Au Centre National pour la Mémoire Nazie (CNMN), la consternation se lit sur les visages. Le Premier Ministre israélien Benjamin Netanyahu a accusé le Mufti antisémite de Jérusalem d’avoir devancé Hitler dans l’idée de brûler les juifs. La brimade de trop.

«Cela fait déjà trente ans qu’on se tape Faurisson et toute sa clique, qui nous retirent le crédit d’avoir nettoyé l’Europe de ses Juifs. Maintenant, les Juifs eux-mêmes s’y mettent».

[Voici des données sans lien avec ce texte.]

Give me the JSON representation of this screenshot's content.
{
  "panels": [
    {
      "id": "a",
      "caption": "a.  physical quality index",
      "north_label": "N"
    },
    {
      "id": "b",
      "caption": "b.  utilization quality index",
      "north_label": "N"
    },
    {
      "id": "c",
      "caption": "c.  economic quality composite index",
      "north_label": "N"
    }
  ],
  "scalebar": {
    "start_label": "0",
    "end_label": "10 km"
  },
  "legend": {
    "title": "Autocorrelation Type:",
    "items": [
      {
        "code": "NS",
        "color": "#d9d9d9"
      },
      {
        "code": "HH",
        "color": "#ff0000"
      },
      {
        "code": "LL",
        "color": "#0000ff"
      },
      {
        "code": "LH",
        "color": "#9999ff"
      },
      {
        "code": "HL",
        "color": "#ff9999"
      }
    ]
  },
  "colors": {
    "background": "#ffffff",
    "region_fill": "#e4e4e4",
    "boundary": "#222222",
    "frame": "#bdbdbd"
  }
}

L’amicale Eichmann, sous-section du Centre, ne décolère pas non plus. Les militants estiment que la mémoire nazie a été salie. Dans la conversation à couteaux tirés avec d’autres sympathisants, ils ne nient pas que des responsables arabes se sont jetés dans les bras des nazis contre les Juifs, mais ils tiennent à rappeler la contribution de chacun dans le massacre : « Certes, le Mufti Al-Husseini voulait aussi exterminer les Juifs, mais lui, il ne proposait que des solutions artisanales. La section musulmane bosniaque des Waffen SS n’aurait jamais pu se charger toute seule des 6 millions de Juifs qu’on a réussi à faire disparaitre ».

Dans cette véritable concurrence des mémoires, certains sujets restent tabous. Lorsque l’on rappelle que le Mufti a devancé Hitler en 1929 dans le massacre de Juifs à Hébron, les regards se détournent.

(Parce que l’humour n’a jamais fait de mal à personne, surtout pas à un ashkénaze.)